Muhammad Yunus was borning in Chittagong in 1940 and studied economics at Dhaka University before taking his PHD at Vanderbilt University in Tennessee, where he went as a Fulbright scholar.
He returned to Bangladesh to become an economics professor at Chittagong University, where he first experimented with micro-credit after the 1974 famine.
The first loan he made came from his own pocket when he $27 to a group of women who made bamboo furniture in a village near Chittagong. That allowed the women - who borrowed money at usurious rates to buy the bamboo - to break out of a cycle of debt and create a profitable business that could support their families.
The Nobel Committtee particularly praised them for having focused on female borrowers, which was also a pioneering concept.
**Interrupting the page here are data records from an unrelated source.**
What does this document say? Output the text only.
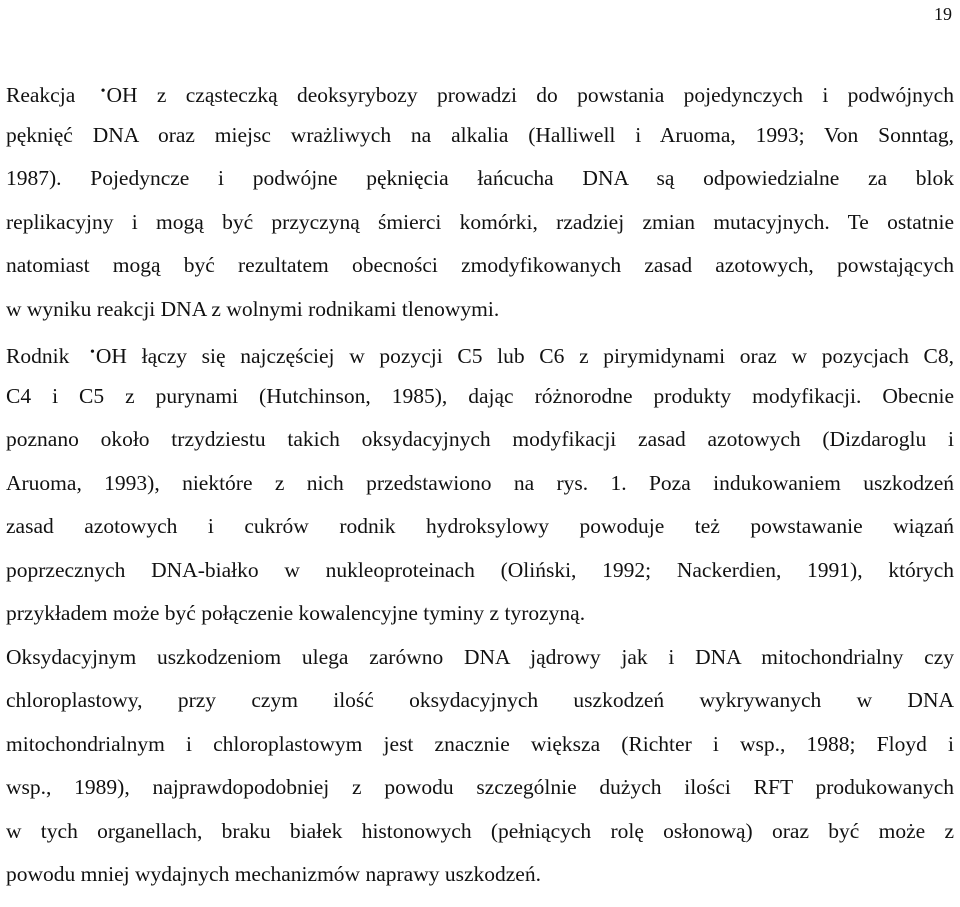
19
Reakcja •OH z cząsteczką deoksyrybozy prowadzi do powstania pojedynczych i podwójnych
pęknięć DNA oraz miejsc wrażliwych na alkalia (Halliwell i Aruoma, 1993; Von Sonntag,
1987). Pojedyncze i podwójne pęknięcia łańcucha DNA są odpowiedzialne za blok
replikacyjny i mogą być przyczyną śmierci komórki, rzadziej zmian mutacyjnych. Te ostatnie
natomiast mogą być rezultatem obecności zmodyfikowanych zasad azotowych, powstających
w wyniku reakcji DNA z wolnymi rodnikami tlenowymi.
Rodnik •OH łączy się najczęściej w pozycji C5 lub C6 z pirymidynami oraz w pozycjach C8,
C4 i C5 z purynami (Hutchinson, 1985), dając różnorodne produkty modyfikacji. Obecnie
poznano około trzydziestu takich oksydacyjnych modyfikacji zasad azotowych (Dizdaroglu i
Aruoma, 1993), niektóre z nich przedstawiono na rys. 1. Poza indukowaniem uszkodzeń
zasad azotowych i cukrów rodnik hydroksylowy powoduje też powstawanie wiązań
poprzecznych DNA-białko w nukleoproteinach (Oliński, 1992; Nackerdien, 1991), których
przykładem może być połączenie kowalencyjne tyminy z tyrozyną.
Oksydacyjnym uszkodzeniom ulega zarówno DNA jądrowy jak i DNA mitochondrialny czy
chloroplastowy, przy czym ilość oksydacyjnych uszkodzeń wykrywanych w DNA
mitochondrialnym i chloroplastowym jest znacznie większa (Richter i wsp., 1988; Floyd i
wsp., 1989), najprawdopodobniej z powodu szczególnie dużych ilości RFT produkowanych
w tych organellach, braku białek histonowych (pełniących rolę osłonową) oraz być może z
powodu mniej wydajnych mechanizmów naprawy uszkodzeń.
"Micro-credit has proved to be an important liberating force in societies where women in particular have to struggle against repressive social and economic conditions," it said.
"Economic growth and political democracy can not achieve their full potential unless the female half of humanity participates on an equal footing with the male."
The citation concluded: "Yunus's long-term vision is to eliminate poverty in the world. That vision can not be realised by means of micro-credit alone. But Muhammad Yunus and Grameen Bank have shown that, in the continuing efforts to achieve it, micro-credit must play a major part."
The Nobel Peace Prize was first awarded in 1901. It was won last year by the International Atomic Energy Agency and its Egyptian head, Mohammed ElBaradei.